An AI tool that can analyse abnormalities in the shape and form of blood cells, and with greater accuracy and reliability than human experts, could change the way conditions such as leukaemia are diagnosed.
Researchers have created a system called CytoDiffusion that uses generative AI – the same type of technology behind image generators such as DALL-E – to study the shape and structure of blood cells.
Unlike many AI models, which are trained to simply recognise patterns, CytoDiffusion – developed by researchers at the University of Cambridge, University College London and Queen Mary University of London – could accurately identify a wide range of normal blood cell appearances and spot unusual or rare cells that may indicate disease. The results are reported in the journal Nature Machine Intelligence.
Spotting subtle differences in blood cell size, shape and appearance is a cornerstone of diagnosing many blood disorders. But the task requires years of training, and even then, different doctors can disagree on difficult cases.
“We’ve all got many different types of blood cells that have different properties and different roles within our body,” said Simon Deltadahl from Cambridge’s Department of Applied Mathematics and Theoretical Physics, the study’s first author. “White blood cells specialise in fighting infection, for example. Knowing what an unusual or diseased blood cell looks like under a microscope is an important part of diagnosing many diseases.”
However, a typical blood ‘smear’ contains thousands of cells – far more than any human could analyse. “Humans can’t look at all the cells in a smear – it’s just not possible,” said Deltadahl. “Our model can automate that process, triage the routine cases, and highlight anything unusual for human review.”
“The clinical challenge I faced as a junior haematology doctor was that after a day of work, I would have a lot of blood films to analyse,” said co-senior author Dr Suthesh Sivapalaratnam from Queen Mary University of London. “As I was analysing them in the late hours, I became convinced AI would do a better job than me.”

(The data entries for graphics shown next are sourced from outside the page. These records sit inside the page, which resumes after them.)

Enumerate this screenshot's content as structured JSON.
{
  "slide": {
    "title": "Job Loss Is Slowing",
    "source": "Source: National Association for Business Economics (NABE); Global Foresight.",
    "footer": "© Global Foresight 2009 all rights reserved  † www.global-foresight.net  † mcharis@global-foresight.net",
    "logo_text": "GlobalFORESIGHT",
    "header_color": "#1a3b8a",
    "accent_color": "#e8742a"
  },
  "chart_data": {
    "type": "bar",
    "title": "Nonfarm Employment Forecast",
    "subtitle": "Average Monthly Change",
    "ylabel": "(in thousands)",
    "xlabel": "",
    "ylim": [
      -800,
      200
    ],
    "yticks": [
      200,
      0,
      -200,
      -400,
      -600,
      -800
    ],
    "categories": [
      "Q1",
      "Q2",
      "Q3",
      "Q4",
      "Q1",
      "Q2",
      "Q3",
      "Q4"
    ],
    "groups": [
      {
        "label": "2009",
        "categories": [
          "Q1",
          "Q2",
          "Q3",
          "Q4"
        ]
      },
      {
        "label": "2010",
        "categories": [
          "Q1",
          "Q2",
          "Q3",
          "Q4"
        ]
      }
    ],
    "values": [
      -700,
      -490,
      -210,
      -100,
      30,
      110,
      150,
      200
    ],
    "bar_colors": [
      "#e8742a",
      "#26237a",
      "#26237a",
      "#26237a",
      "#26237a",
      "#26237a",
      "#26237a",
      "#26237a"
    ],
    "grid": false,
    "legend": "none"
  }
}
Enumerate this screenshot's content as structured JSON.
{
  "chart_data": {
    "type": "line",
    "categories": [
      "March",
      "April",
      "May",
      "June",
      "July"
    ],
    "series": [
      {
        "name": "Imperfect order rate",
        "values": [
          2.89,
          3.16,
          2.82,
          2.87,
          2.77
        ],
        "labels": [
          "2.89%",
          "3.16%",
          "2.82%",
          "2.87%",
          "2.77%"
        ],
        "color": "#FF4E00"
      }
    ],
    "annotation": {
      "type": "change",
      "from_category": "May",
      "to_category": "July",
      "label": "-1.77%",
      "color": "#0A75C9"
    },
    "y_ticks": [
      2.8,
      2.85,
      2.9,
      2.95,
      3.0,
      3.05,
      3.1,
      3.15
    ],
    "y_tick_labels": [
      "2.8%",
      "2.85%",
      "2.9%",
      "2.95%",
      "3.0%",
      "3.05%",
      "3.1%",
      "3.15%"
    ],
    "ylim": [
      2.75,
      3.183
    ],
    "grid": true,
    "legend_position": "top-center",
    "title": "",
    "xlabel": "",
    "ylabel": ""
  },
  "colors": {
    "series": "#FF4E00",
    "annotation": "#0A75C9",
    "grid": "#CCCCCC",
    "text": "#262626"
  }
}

To develop CytoDiffusion, the researchers trained the system on over half a million images of blood smears collected at Addenbrooke’s Hospital in Cambridge. The dataset – the largest of its kind – included both common blood cell types and rarer examples, as well as elements that can confuse automated systems.

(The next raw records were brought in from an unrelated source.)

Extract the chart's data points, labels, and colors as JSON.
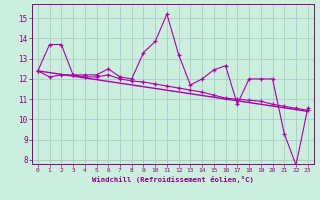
{
  "background_color": "#cceedd",
  "grid_color": "#aacccc",
  "line_color": "#aa00aa",
  "spine_color": "#880088",
  "tick_color": "#880088",
  "label_color": "#880088",
  "xlim": [
    -0.5,
    23.5
  ],
  "ylim": [
    7.8,
    15.7
  ],
  "yticks": [
    8,
    9,
    10,
    11,
    12,
    13,
    14,
    15
  ],
  "xticks": [
    0,
    1,
    2,
    3,
    4,
    5,
    6,
    7,
    8,
    9,
    10,
    11,
    12,
    13,
    14,
    15,
    16,
    17,
    18,
    19,
    20,
    21,
    22,
    23
  ],
  "xlabel": "Windchill (Refroidissement éolien,°C)",
  "series1_x": [
    0,
    1,
    2,
    3,
    4,
    5,
    6,
    7,
    8,
    9,
    10,
    11,
    12,
    13,
    14,
    15,
    16,
    17,
    18,
    19,
    20,
    21,
    22,
    23
  ],
  "series1_y": [
    12.4,
    13.7,
    13.7,
    12.2,
    12.2,
    12.2,
    12.5,
    12.1,
    12.0,
    13.3,
    13.85,
    15.2,
    13.2,
    11.7,
    12.0,
    12.45,
    12.65,
    10.75,
    12.0,
    12.0,
    12.0,
    9.3,
    7.75,
    10.55
  ],
  "series2_x": [
    0,
    1,
    2,
    3,
    4,
    5,
    6,
    7,
    8,
    9,
    10,
    11,
    12,
    13,
    14,
    15,
    16,
    17,
    18,
    19,
    20,
    21,
    22,
    23
  ],
  "series2_y": [
    12.4,
    12.1,
    12.2,
    12.2,
    12.1,
    12.1,
    12.2,
    12.0,
    11.9,
    11.85,
    11.75,
    11.65,
    11.55,
    11.45,
    11.35,
    11.2,
    11.05,
    11.0,
    10.95,
    10.9,
    10.75,
    10.65,
    10.55,
    10.45
  ],
  "series3_x": [
    0,
    23
  ],
  "series3_y": [
    12.4,
    10.4
  ]
}
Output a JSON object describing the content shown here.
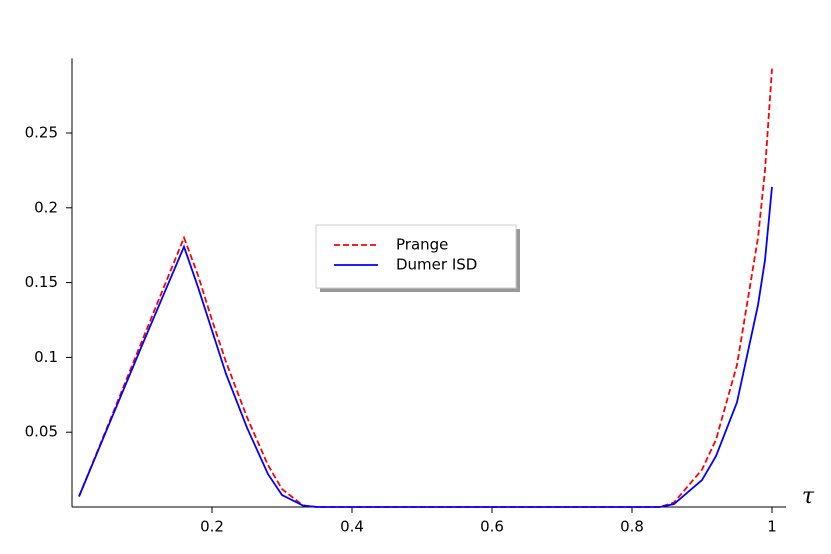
{
  "chart_data": {
    "type": "line",
    "x_label": "τ",
    "x": [
      0.01,
      0.05,
      0.1,
      0.16,
      0.18,
      0.2,
      0.22,
      0.25,
      0.28,
      0.3,
      0.33,
      0.35,
      0.5,
      0.7,
      0.84,
      0.86,
      0.9,
      0.92,
      0.95,
      0.98,
      0.99,
      1.0
    ],
    "series": [
      {
        "name": "Prange",
        "color": "#ff0000",
        "linestyle": "dashed",
        "values": [
          0.007,
          0.053,
          0.111,
          0.18,
          0.155,
          0.125,
          0.097,
          0.06,
          0.028,
          0.012,
          0.001,
          0,
          0,
          0,
          0,
          0.003,
          0.025,
          0.045,
          0.095,
          0.18,
          0.225,
          0.293
        ]
      },
      {
        "name": "Dumer ISD",
        "color": "#0000ff",
        "linestyle": "solid",
        "values": [
          0.007,
          0.052,
          0.108,
          0.174,
          0.147,
          0.118,
          0.089,
          0.053,
          0.022,
          0.008,
          0.001,
          0,
          0,
          0,
          0,
          0.002,
          0.018,
          0.034,
          0.07,
          0.135,
          0.165,
          0.214
        ]
      }
    ],
    "xlim": [
      0,
      1.02
    ],
    "ylim": [
      0,
      0.3
    ],
    "xticks": [
      0.2,
      0.4,
      0.6,
      0.8,
      1
    ],
    "yticks": [
      0.05,
      0.1,
      0.15,
      0.2,
      0.25
    ]
  }
}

By modelling the full distribution of cell appearances rather than just learning to separate categories, the AI became more robust to differences between hospitals, microscopes and staining methods, and better able to recognise rare or abnormal cells.

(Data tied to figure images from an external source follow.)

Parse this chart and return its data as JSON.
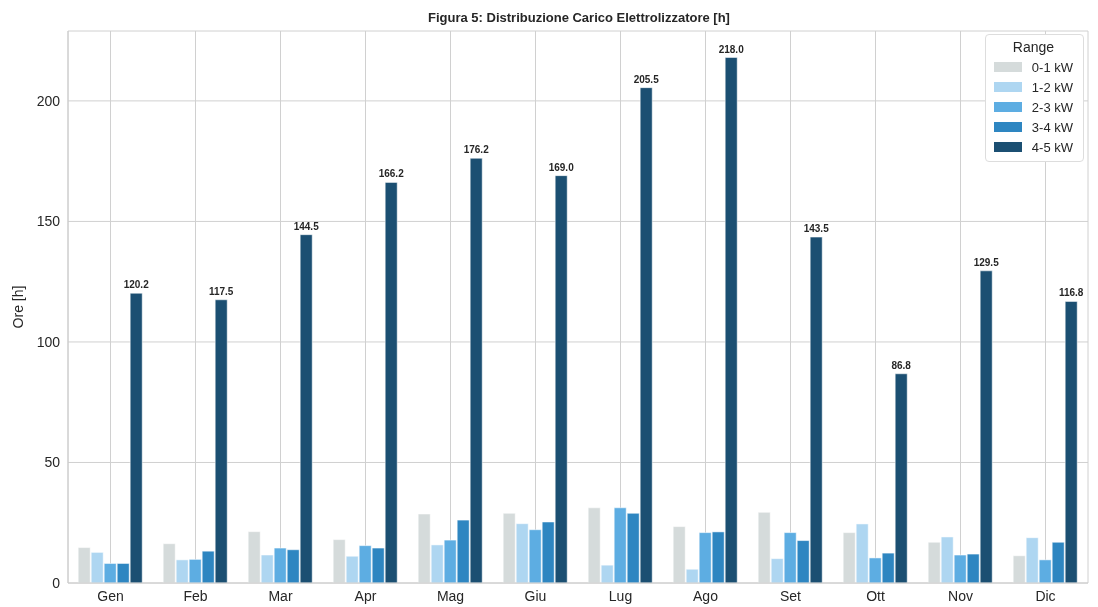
{
  "chart_data": {
    "type": "bar",
    "title": "Figura 5: Distribuzione Carico Elettrolizzatore [h]",
    "ylabel": "Ore [h]",
    "legend_title": "Range",
    "categories": [
      "Gen",
      "Feb",
      "Mar",
      "Apr",
      "Mag",
      "Giu",
      "Lug",
      "Ago",
      "Set",
      "Ott",
      "Nov",
      "Dic"
    ],
    "series": [
      {
        "name": "0-1 kW",
        "color": "#d5dbdb",
        "values": [
          14.7,
          16.3,
          21.3,
          18.0,
          28.6,
          28.9,
          31.2,
          23.4,
          29.3,
          20.9,
          16.9,
          11.3
        ]
      },
      {
        "name": "1-2 kW",
        "color": "#aed6f1",
        "values": [
          12.7,
          9.6,
          11.6,
          11.1,
          15.8,
          24.6,
          7.4,
          5.7,
          10.1,
          24.5,
          19.1,
          18.8
        ]
      },
      {
        "name": "2-3 kW",
        "color": "#5dade2",
        "values": [
          8.1,
          9.8,
          14.5,
          15.5,
          17.8,
          22.1,
          31.2,
          20.9,
          20.9,
          10.4,
          11.6,
          9.6
        ]
      },
      {
        "name": "3-4 kW",
        "color": "#2e86c1",
        "values": [
          8.1,
          13.2,
          13.8,
          14.5,
          26.1,
          25.3,
          28.9,
          21.2,
          17.6,
          12.4,
          12.0,
          16.9
        ]
      },
      {
        "name": "4-5 kW",
        "color": "#1b4f72",
        "values": [
          120.2,
          117.5,
          144.5,
          166.2,
          176.2,
          169.0,
          205.5,
          218.0,
          143.5,
          86.8,
          129.5,
          116.8
        ],
        "value_labels": [
          "120.2",
          "117.5",
          "144.5",
          "166.2",
          "176.2",
          "169.0",
          "205.5",
          "218.0",
          "143.5",
          "86.8",
          "129.5",
          "116.8"
        ]
      }
    ],
    "ylim": [
      0,
      229
    ],
    "yticks": [
      0,
      50,
      100,
      150,
      200
    ],
    "grid": true,
    "legend": "top right"
  }
}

In tests, CytoDiffusion could detect abnormal cells linked to leukaemia with far greater sensitivity than existing systems. It also matched or surpassed current state-of-the-art models, even when given far few training examples; and quantify its own uncertainty.
“When we tested its accuracy, the system was slightly better than humans,” said Deltadahl. “But where it really stood out was in knowing when it was uncertain. Our model would never say it was certain and then be wrong, but that is something that humans sometimes do.”
“We evaluated our method against many of the challenges seen in real-world AI, such as never-before-seen images, images captured by different machines and the degree of uncertainty in the labels,” said co-senior author Professor Michael Roberts, also from Cambridge’s Department of Applied Mathematics and Theoretical Physics. “This framework gives a multi-faceted view of model performance which we believe will be beneficial to researchers.”
The team also showed that CytoDiffusion could generate synthetic blood cell images indistinguishable from real ones. In a ‘Turing test’ with ten experienced haematologists, the human experts were no better than chance at telling real from AI-generated images.
“That really surprised me,” said Deltadahl. “These are people who stare at blood cells all day, and even they couldn’t tell.”
As part of the project, the researchers are releasing what they say is the world’s largest publicly available dataset of peripheral blood smear images: more than half a million in total.
“By making this resource open, we hope to empower researchers worldwide to build and test new AI models, democratise access to high-quality medical data, and ultimately contribute to better patient care,” said Deltadahl.
While the results are promising, the researchers say that CytoDiffusion is not a replacement for trained clinicians. Instead, it is designed to support them by rapidly flagging abnormal cases for review and handling more routine ones automatically.
“The true value of healthcare AI lies not in approximating human expertise at lower cost, but in enabling greater diagnostic, prognostic, and prescriptive power than either experts or simple statistical models can achieve,” said co-senior author Professor Parashkev Nachev from UCL. “Our work suggests that generative AI will be central to this mission, transforming not only the fidelity of clinical support systems but their insight into the limits of their own knowledge. This ‘metacognitive’ awareness – knowing what one does not know – is critical to clinical decision-making, and here we show machines may be better at it than we are.”
The researchers say further work is needed to make the system faster and to test it across diverse patient populations to ensure fairness and accuracy.
The research was supported in part by the Trinity Challenge, Wellcome, the British Heart Foundation, Cambridge University Hospitals NHS Trust, Barts Health NHS Trust, the NIHR Cambridge Biomedical Research Centre, NIHR UCLH Biomedical Research Centre, and NHS Blood and Transplant. The research was conducted by the Imaging working group within the BloodCounts! consortium, which aims to use AI to improve blood diagnostics globally.